Sertão de Bruxaxá, este foi o primeiro nome dado ao povoado que surgiu na encosta oriental da Serra da Borborema (a 618 metros de altitudes, em relação ao nível do mar), ponto estratégico que servia de apoio para os boiadeiros e tropeiros que vinham do Sertão com destino ao comércio do litoral paraibano no final do século XVII, depois veio Brejo D`Areia, devido a um riacho que se destacava pelos bancos de areia alvíssimas. E, finalmente, Areia.

A cidade existe oficialmente desde 30 de agosto de 1818. Só em 18 de maio de 1846 Areia foi emancipada politicamente. Areia foi a primeira cidade do Brasil a abolir a escravidão, embora os negros fizessem parte da estrutura econômica da região, já que a agricultura do município era basicamente voltada para a produção dos derivados da cana-de-açúcar. Através de uma campanha promovida por dois abolicionista: Manoel da Silva e Rodolfo Pires, a cidade libertou o último escravo em 03 de maio de 1888.
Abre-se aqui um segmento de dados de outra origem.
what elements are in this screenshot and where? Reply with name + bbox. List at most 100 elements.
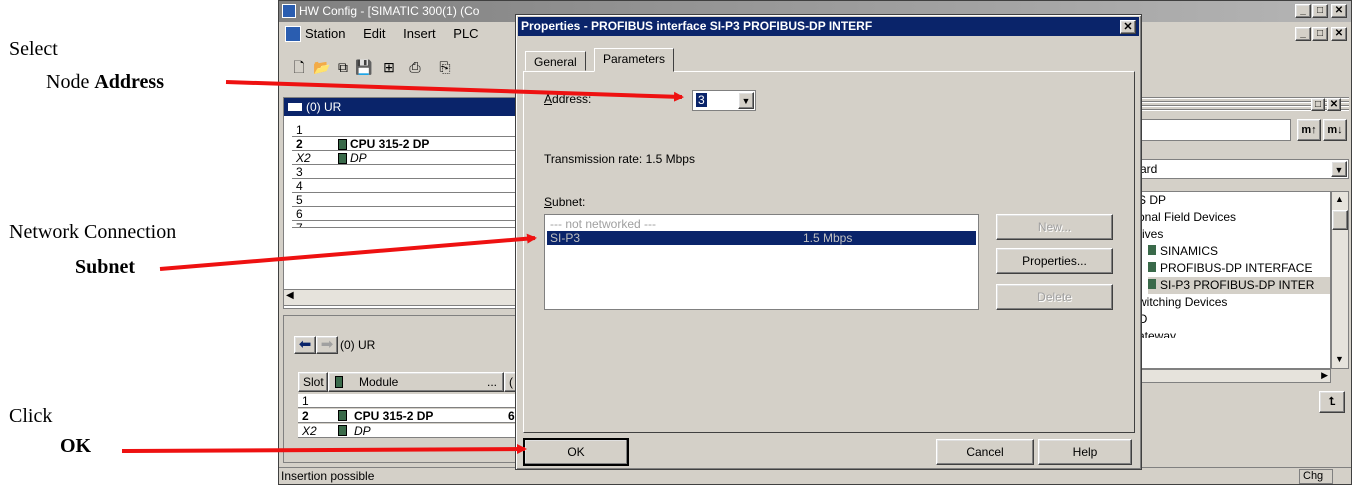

Areia já foi o maior município do brejo paraibano, vindo à assumir expressão econômica durante o século XVIII, através da cultura do algodão. Participou efetivamente de vários episódios revolucionários, como a eclosão da Revolução Pernambucana em 1817.

Em 1824, participou juntamente com os pernambucanos da Confederação do Equador. Na revolução Praeira tornou a Paraíba o foco das atenções principais.

Em 1873, as ruas da cidade tornaram-se cenários da revolta dos Quebra-Quilos, durante dois anos.

Areia também tem como referências, o pintor Pedro Américo; José Américo de Almeida, ex-governador da Paraíba; Dom Adauto de Miranda Henriques, 1º arcebispo da Paraíba; Elpídio de Almeida, médico e ex-prefeito de Campina Grande; Álvaro Machado, fundador do Jornal A União; e muitos outros.